Gniffke nimmt den Bedenkenträgern vorläufig den Wind aus den Segeln - und klammert die "20 Uhr" von dem Feldversuch aus. Zu dem Modell will er sich nicht äußern, erst den Test abwarten. Zur "20 Uhr", die als einzige deutsche Nachrichtensendung nicht moderiert wird, sagt Gniffke: "Der ,Mythos 20 Uhr', der vor allem mit dem Lesen der Meldungen vom Blatt zu tun hat, lebt - und ich will alles dafür tun, dass dies so lange wie möglich so bleibt."
Deshalb nimmt Gniffke die Hauptausgabe mit oft mehr als zehn Millionen Zuschauern auch von einem anderen Projekt aus: der Planung seines neuen Studios, mit dem man technisch zu RTL und ZDF aufschließen will. Von 2012 an sollen "Tagesschau"-Moderatoren sowohl auf ihrem Tisch als auch im Studiohintergrund Dinge mit ihren Fingern steuern können. Nur in der "20 Uhr" sollen interaktive und 3-D-Elemente weiterhin tabu sein.

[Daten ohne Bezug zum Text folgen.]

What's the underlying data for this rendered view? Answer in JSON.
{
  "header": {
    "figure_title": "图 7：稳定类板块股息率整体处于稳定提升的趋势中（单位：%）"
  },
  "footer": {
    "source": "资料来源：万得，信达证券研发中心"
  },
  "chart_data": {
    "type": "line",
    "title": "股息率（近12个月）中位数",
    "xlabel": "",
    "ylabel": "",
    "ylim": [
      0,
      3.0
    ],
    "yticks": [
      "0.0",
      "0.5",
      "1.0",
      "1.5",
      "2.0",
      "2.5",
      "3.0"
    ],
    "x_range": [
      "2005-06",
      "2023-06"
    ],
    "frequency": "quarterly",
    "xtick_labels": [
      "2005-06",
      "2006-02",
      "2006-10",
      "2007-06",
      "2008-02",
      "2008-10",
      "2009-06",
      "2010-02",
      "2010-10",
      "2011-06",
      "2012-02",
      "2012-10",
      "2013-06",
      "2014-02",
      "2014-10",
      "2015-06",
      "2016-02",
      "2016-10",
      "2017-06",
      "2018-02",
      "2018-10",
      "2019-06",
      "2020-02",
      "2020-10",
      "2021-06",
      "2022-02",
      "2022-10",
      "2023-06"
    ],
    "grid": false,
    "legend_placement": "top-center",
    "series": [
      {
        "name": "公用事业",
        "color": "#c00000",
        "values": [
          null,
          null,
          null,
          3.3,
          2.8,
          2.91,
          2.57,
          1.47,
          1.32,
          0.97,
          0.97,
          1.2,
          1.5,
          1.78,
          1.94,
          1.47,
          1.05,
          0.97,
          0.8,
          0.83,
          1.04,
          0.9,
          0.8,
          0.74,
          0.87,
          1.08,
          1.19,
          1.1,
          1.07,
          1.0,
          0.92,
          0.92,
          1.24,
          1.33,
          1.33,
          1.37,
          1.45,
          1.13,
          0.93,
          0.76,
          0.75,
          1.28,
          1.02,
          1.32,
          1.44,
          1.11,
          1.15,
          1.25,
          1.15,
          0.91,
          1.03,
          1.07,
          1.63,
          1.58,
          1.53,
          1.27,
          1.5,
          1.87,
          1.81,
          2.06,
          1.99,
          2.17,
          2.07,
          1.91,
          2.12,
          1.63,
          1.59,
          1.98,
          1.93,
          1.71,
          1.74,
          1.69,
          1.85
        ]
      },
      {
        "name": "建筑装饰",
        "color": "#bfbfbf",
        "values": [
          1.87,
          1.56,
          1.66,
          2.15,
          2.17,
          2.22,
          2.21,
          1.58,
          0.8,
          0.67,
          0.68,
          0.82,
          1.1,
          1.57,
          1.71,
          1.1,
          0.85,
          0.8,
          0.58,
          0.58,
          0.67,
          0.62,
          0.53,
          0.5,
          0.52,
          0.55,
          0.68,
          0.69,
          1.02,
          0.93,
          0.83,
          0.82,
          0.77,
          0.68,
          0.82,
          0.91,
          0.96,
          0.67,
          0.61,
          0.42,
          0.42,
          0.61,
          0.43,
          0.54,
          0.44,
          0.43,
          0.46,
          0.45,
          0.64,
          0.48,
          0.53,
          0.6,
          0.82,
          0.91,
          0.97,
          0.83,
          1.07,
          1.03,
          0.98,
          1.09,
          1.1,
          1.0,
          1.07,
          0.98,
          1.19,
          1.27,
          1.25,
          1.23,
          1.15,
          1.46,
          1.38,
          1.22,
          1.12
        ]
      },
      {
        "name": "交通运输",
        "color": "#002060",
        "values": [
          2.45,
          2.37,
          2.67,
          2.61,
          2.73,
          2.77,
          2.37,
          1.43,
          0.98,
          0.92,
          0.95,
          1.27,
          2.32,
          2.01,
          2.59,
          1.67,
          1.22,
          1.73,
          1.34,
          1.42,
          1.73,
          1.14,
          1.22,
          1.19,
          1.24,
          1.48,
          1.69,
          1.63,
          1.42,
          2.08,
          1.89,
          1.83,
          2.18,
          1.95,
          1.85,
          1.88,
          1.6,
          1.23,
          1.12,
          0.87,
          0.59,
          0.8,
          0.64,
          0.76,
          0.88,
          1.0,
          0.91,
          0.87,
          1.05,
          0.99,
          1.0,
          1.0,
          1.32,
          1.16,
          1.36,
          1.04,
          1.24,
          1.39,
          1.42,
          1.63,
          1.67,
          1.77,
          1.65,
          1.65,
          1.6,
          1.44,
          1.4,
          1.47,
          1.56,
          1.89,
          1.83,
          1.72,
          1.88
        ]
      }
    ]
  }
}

Auch das Studio spaltet. Claus-Erich Boetzkes, der die Nachmittagsausgaben der "Tagesschau" moderiert, ist für Interaktivität. Er erinnert sich an 2004, als im russischen Beslan Terroristen mehr als eintausend Geiseln nahmen. "Damals gab es keine brauchbaren Bilder, weil die Teams nicht dicht genug an das Geschehen rankamen", sagt Boetzkes. Aus Berichten von Augenzeugen und Polizei habe man allerdings gewusst, wie die Lage vor Ort aussah. "Daraus hätte ein Modell entwickelt werden können, an dem ein Moderator die Lage hätte erklären können."
Solche Momente gebe es zwar nicht häufig, sagt Boetzkes - "aber wenn, dann ist diese Technik optimal, um dem Zuschauer Dinge nahezubringen, die bisher nur schwer zu erklären waren." Und wieder gibt der Chef vom Dienst der biedereren Hauptausgabe den Kritiker. "Man muss doch nicht immer alles machen, was technisch möglich ist", sagt Ziegenhagen: "Tun es nicht auch solide Nachrichtenfilme?"